Doktorsavhandling

Xixi Liu, Signalbehandling och medicinsk teknik

Towards Reliable Deep Foundation Models in OOD detection, model calibration, and hallucination mitigation

Översikt

Despite the success and potential of deep learning techniques, ensuring the reliable deployment of such models remains a primary concern. In this thesis, the reliability of deep models is tackled through the lens of out-of-distribution (OOD) detection, model calibration, and hallucination mitigation to contributing to a trustworthy artificial intelligence (AI) system. 

Paper A and Paper B utilize joint energy-based modeling (JEM), and develop a probabilistic classifier and regressor, respectively. Specifically, Paper A addresses the training instability of joint energy-based models by replacing stochastic gradient Langevin dynamics with slice score matching, which results in a smoother training procedure without compromising the OOD performance. Paper B extends the idea of JEM from classification to regression, leading to a better calibrated regressor.

Paper C focuses on large-scale OOD detection with standard discriminative classifiers and proposes a novel OOD score based on generalized entropy, utilizing only information from the probability space.
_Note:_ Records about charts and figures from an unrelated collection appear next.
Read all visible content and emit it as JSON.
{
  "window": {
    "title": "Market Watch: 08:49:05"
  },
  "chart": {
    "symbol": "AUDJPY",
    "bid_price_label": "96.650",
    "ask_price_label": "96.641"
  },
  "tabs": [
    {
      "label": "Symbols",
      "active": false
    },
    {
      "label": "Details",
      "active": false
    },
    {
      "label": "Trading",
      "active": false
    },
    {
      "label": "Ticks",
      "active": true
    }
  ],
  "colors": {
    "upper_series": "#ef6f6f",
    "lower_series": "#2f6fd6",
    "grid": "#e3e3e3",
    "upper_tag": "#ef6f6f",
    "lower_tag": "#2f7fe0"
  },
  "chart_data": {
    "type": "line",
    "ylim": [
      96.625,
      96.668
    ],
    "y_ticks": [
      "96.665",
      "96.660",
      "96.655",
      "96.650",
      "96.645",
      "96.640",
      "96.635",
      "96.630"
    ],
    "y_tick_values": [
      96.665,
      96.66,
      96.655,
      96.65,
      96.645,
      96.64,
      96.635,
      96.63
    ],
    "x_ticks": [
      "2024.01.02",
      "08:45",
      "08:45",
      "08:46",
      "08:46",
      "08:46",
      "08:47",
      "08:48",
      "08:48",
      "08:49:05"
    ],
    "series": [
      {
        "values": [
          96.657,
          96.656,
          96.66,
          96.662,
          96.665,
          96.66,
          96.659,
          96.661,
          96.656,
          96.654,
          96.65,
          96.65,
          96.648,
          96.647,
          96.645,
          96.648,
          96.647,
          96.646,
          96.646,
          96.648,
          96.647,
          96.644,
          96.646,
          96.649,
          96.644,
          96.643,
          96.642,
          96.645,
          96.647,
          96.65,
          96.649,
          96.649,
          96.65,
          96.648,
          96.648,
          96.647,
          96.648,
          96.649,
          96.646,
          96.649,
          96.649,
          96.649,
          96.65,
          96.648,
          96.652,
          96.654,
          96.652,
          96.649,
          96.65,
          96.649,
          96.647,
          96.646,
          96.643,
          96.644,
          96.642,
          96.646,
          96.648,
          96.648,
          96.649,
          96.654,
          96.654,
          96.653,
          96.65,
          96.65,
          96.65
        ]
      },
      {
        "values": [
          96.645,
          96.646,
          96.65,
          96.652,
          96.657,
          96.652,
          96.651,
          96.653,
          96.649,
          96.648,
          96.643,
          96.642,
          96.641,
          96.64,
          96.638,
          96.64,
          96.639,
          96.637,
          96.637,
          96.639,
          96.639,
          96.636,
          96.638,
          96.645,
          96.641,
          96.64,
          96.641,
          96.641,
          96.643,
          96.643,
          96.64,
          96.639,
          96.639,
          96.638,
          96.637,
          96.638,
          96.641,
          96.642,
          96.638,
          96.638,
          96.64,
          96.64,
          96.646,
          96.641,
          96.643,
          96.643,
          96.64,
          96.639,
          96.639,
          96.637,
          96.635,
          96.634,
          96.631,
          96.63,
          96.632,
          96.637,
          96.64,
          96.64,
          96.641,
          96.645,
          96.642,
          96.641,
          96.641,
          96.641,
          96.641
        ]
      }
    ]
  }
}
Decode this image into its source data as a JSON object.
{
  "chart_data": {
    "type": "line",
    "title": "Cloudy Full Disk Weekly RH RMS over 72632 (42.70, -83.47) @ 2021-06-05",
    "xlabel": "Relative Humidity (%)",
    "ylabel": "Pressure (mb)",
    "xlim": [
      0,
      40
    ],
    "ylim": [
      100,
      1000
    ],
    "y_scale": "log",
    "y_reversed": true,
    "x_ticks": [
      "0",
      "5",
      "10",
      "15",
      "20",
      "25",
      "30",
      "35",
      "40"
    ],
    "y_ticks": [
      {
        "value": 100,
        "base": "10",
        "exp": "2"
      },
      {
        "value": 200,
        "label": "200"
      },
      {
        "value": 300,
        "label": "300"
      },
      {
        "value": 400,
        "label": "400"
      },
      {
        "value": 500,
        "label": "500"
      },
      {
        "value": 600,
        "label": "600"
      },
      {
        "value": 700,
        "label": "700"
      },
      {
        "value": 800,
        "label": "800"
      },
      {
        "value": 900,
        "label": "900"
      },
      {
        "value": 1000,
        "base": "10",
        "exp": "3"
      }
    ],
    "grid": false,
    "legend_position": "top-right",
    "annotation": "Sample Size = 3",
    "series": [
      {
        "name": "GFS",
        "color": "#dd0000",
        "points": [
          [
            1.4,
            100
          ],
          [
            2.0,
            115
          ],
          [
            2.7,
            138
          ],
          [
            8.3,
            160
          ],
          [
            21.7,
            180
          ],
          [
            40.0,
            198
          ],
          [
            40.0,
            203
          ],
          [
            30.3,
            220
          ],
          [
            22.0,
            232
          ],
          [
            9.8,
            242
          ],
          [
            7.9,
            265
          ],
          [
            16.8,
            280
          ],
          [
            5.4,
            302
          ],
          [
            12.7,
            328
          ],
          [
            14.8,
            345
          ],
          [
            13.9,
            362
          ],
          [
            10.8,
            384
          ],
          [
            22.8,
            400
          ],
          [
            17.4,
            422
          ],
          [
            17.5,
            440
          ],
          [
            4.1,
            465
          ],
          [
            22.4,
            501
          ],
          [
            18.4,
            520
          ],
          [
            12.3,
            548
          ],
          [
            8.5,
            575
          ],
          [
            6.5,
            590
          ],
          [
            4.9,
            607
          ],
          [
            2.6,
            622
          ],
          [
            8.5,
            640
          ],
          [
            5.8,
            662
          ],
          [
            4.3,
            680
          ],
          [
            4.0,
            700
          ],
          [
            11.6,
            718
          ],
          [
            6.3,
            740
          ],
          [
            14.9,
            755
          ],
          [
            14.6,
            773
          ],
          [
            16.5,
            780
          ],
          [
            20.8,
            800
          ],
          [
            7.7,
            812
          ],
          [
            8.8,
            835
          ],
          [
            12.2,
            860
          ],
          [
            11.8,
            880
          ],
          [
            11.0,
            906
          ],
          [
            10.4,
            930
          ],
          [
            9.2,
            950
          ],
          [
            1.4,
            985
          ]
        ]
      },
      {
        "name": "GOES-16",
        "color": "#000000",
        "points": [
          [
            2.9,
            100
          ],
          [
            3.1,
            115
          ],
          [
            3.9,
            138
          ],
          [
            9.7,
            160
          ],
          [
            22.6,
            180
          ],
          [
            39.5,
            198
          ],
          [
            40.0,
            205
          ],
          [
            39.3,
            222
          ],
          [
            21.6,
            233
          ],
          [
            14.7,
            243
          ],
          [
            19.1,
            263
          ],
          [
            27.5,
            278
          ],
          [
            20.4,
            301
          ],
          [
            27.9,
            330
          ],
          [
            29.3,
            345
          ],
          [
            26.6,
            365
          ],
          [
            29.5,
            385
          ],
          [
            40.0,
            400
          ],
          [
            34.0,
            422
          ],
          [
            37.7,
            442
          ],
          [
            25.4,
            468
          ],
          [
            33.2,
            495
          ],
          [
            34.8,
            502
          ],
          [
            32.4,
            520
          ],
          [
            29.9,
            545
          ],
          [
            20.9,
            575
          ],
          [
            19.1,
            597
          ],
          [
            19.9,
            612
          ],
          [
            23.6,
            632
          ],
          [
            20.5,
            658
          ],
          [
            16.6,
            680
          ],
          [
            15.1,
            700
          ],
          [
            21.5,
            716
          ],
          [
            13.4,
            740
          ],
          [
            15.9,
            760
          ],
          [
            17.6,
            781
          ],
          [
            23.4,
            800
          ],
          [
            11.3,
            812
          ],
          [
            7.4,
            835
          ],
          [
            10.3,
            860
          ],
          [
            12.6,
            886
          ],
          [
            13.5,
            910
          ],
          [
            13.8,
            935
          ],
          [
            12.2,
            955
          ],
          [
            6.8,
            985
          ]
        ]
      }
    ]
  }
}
Paper D leverages transfer learning and self-supervised learning techniques to devise an efficient framework, in which only normal samples are required for detecting anomalies in Chest X-rays.

Paper E utilizes the powerful text-image alignment in contrastive vision-language models (VLMs) for zero-shot OOD detection.

Finally, Paper F leverages insights from OOD detection and proposes an energy-based decoding method to mitigate object hallucination in generative VLMs.